The truth is, I wanted like hell to get on that thing and experience ‘flying’ on a hovercraft. But I’m no fool. I didn’t get on right away. First, I talked myself into it, and then got on. It was just the sort of experience that a thirteen-year-old boy craves. Huck Finn had nothing on me!
We both celebrated the moment. Wes could push the hovercraft, with me on it, in any direction, and it easily glided on its cushion of air. I think we were experiencing the same feelings that the Wright brothers experienced. Fundamentally, it worked! But now what?
“I’m going to push you out to the street and see how it goes down the hill,” Wes proclaimed.
Should I have known better? Yes. Had previous experience taught me all I needed to know? Yes. But was I going to pass on this chance to ride the hovercraft down the hill? Hell, no!
Wes pushed me out to the street. We had anticipated no possible consequences. We were boys, thirteen and fifteen. It’s in our genes.
I took off on the hovercraft which, in no more than a second, had reached a speed that precluded me from climbing off. Wes was chasing after me, but couldn’t hope to catch up.
Here’s the good news. As fate would have it, the hovercraft ran over a sewer grate. The cushion of air went down the grate, and the hovercraft stopped. Wes caught up in a few seconds, and killed the engine. Of course I could have killed the engine, but had neglected to think of that.

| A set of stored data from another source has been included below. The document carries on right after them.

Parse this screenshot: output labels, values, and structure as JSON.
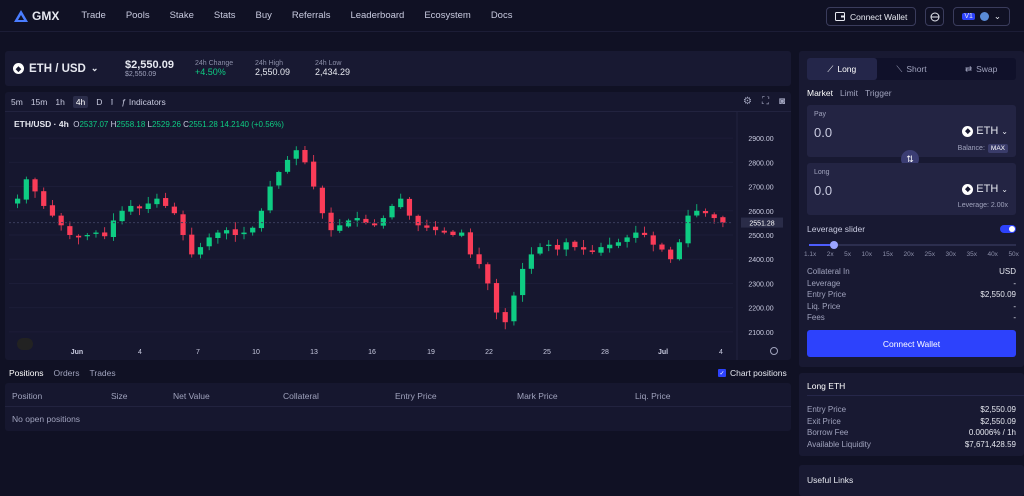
{
  "brand": {
    "name": "GMX"
  },
  "nav": {
    "links": [
      "Trade",
      "Pools",
      "Stake",
      "Stats",
      "Buy",
      "Referrals",
      "Leaderboard",
      "Ecosystem",
      "Docs"
    ],
    "connect_wallet": "Connect Wallet",
    "version": "V1"
  },
  "ticker": {
    "pair": "ETH / USD",
    "price": "$2,550.09",
    "price_small": "$2,550.09",
    "change_label": "24h Change",
    "change_value": "+4.50%",
    "high_label": "24h High",
    "high_value": "2,550.09",
    "low_label": "24h Low",
    "low_value": "2,434.29"
  },
  "chart_toolbar": {
    "intervals": [
      "5m",
      "15m",
      "1h",
      "4h",
      "D"
    ],
    "selected": "4h",
    "indicators": "Indicators"
  },
  "chart_legend": {
    "symbol": "ETH/USD · 4h",
    "o": "2537.07",
    "h": "2558.18",
    "l": "2529.26",
    "c": "2551.28",
    "chg": "14.2140 (+0.56%)"
  },
  "chart_data": {
    "type": "candlestick",
    "y_ticks": [
      "2900.00",
      "2800.00",
      "2700.00",
      "2600.00",
      "2500.00",
      "2400.00",
      "2300.00",
      "2200.00",
      "2100.00"
    ],
    "ylim": [
      2050,
      2950
    ],
    "x_ticks": [
      "Jun",
      "4",
      "7",
      "10",
      "13",
      "16",
      "19",
      "22",
      "25",
      "28",
      "Jul",
      "4"
    ],
    "last_price_label": "2551.28",
    "series": [
      2650,
      2730,
      2680,
      2620,
      2580,
      2540,
      2500,
      2490,
      2500,
      2510,
      2495,
      2560,
      2600,
      2620,
      2610,
      2630,
      2650,
      2620,
      2590,
      2500,
      2420,
      2450,
      2490,
      2510,
      2520,
      2500,
      2510,
      2530,
      2600,
      2700,
      2760,
      2810,
      2850,
      2800,
      2700,
      2590,
      2520,
      2540,
      2560,
      2570,
      2550,
      2540,
      2570,
      2620,
      2650,
      2580,
      2540,
      2530,
      2520,
      2510,
      2500,
      2510,
      2420,
      2380,
      2300,
      2180,
      2140,
      2250,
      2360,
      2420,
      2450,
      2460,
      2440,
      2470,
      2450,
      2440,
      2430,
      2450,
      2460,
      2470,
      2490,
      2510,
      2500,
      2460,
      2440,
      2400,
      2470,
      2580,
      2600,
      2590,
      2570,
      2551
    ]
  },
  "positions": {
    "tabs": [
      "Positions",
      "Orders",
      "Trades"
    ],
    "chart_positions": "Chart positions",
    "columns": [
      "Position",
      "Size",
      "Net Value",
      "Collateral",
      "Entry Price",
      "Mark Price",
      "Liq. Price"
    ],
    "empty": "No open positions"
  },
  "trade_box": {
    "tabs": [
      "Long",
      "Short",
      "Swap"
    ],
    "order_types": [
      "Market",
      "Limit",
      "Trigger"
    ],
    "pay_label": "Pay",
    "pay_amount": "0.0",
    "pay_token": "ETH",
    "balance_label": "Balance:",
    "max": "MAX",
    "long_label": "Long",
    "long_amount": "0.0",
    "long_token": "ETH",
    "leverage_sub": "Leverage: 2.00x",
    "leverage_slider_label": "Leverage slider",
    "leverage_fraction": 0.12,
    "slider_ticks": [
      "1.1x",
      "2x",
      "5x",
      "10x",
      "15x",
      "20x",
      "25x",
      "30x",
      "35x",
      "40x",
      "50x"
    ],
    "rows": [
      {
        "label": "Collateral In",
        "value": "USD"
      },
      {
        "label": "Leverage",
        "value": "-"
      },
      {
        "label": "Entry Price",
        "value": "$2,550.09"
      },
      {
        "label": "Liq. Price",
        "value": "-"
      },
      {
        "label": "Fees",
        "value": "-"
      }
    ],
    "connect_wallet": "Connect Wallet"
  },
  "long_eth": {
    "title": "Long ETH",
    "rows": [
      {
        "label": "Entry Price",
        "value": "$2,550.09"
      },
      {
        "label": "Exit Price",
        "value": "$2,550.09"
      },
      {
        "label": "Borrow Fee",
        "value": "0.0006% / 1h"
      },
      {
        "label": "Available Liquidity",
        "value": "$7,671,428.59"
      }
    ]
  },
  "useful_links": {
    "title": "Useful Links"
  }
}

That which doesn’t kill you makes you stronger, people say. Apparently, it doesn’t necessarily make you wiser. Three trips down that hill, and not once did I stop and consider. But I lived, so what the hell!

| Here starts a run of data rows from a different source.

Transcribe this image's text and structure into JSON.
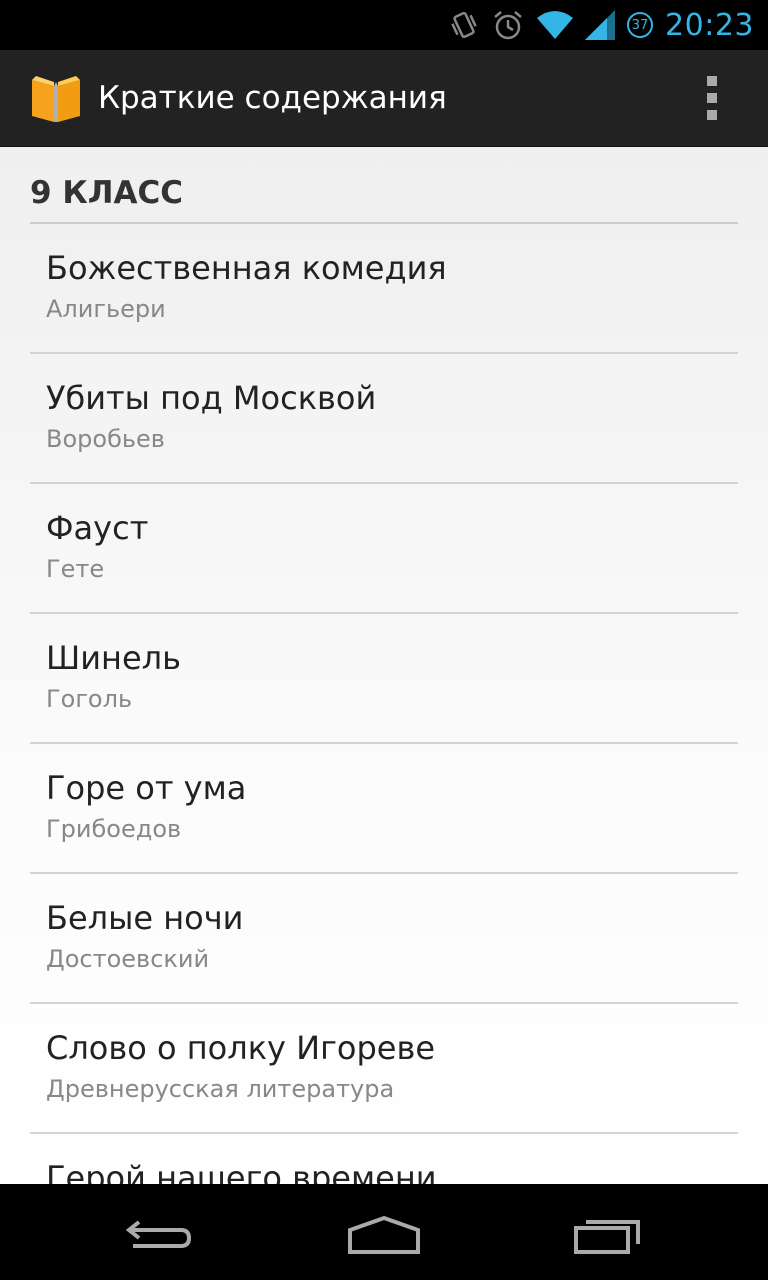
{
  "status_bar": {
    "time": "20:23",
    "battery_level": "37",
    "icons": [
      "vibrate-icon",
      "alarm-icon",
      "wifi-icon",
      "signal-icon",
      "battery-icon"
    ]
  },
  "action_bar": {
    "title": "Краткие содержания",
    "app_icon": "book-icon",
    "menu_icon": "overflow-menu-icon"
  },
  "section": {
    "header": "9 КЛАСС"
  },
  "items": [
    {
      "title": "Божественная комедия",
      "author": "Алигьери"
    },
    {
      "title": "Убиты под Москвой",
      "author": "Воробьев"
    },
    {
      "title": "Фауст",
      "author": "Гете"
    },
    {
      "title": "Шинель",
      "author": "Гоголь"
    },
    {
      "title": "Горе от ума",
      "author": "Грибоедов"
    },
    {
      "title": "Белые ночи",
      "author": "Достоевский"
    },
    {
      "title": "Слово о полку Игореве",
      "author": "Древнерусская литература"
    },
    {
      "title": "Герой нашего времени",
      "author": ""
    }
  ],
  "nav_bar": {
    "icons": [
      "back-icon",
      "home-icon",
      "recents-icon"
    ]
  },
  "colors": {
    "accent": "#33b5e5",
    "action_bar": "#222222",
    "background": "#efefef"
  }
}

They laughed at the Wright brothers. The Wright brothers could easily have failed, have gotten themselves killed. A loose bolt, a failed weld, any miscalculation at all could have meant the end of the Wright brothers. And they did initially have an accident. But they stitched the machine back together, made some adjustments, and carried on.
Two young bicycle mechanics from Dayton, Ohio thought they could build a machine that flies. Some people thought they were crazy, and perhaps they were. Perhaps it takes just the right blend of crazy, luck, and persistence to succeed at things others have never even considered. A broken cable, a shift in the wind, and the Wright brothers might have been killed, rather than become known to the world as the inventors of the flying machine. They might then have become a cautionary tale, been compared to Icarus, as a lesson to discourage anyone from daring to take on the impossible.
Someone else would still have found a way to fly. It was going to happen. But they could never have anticipated what it would mean. We can never know those things. We can only push limits and see what happens. So, here’s to all the damned fools who should’ve known better, but didn’t.
Thanks for reading. If you missed the previous installment of Chip & Wes’ adventures, click The Legendary Donut Stomping Incident, below.




Wow, I'm totally impressed that you and your brother were able to build a working hovercraft. Even more impressed that you agreed to challenge "the hill" one more time. This was a fun one, Chip. Stuff like this doesn't seem to happen anymore.
I've been on a hovercraft. Very cool. But I surely wasn't mechanically minded to make try to make one. I/we, nailed skate wheels on boards for our skateboards, that was about a mechanical as I got. They were pretty good. I enjoyed this story.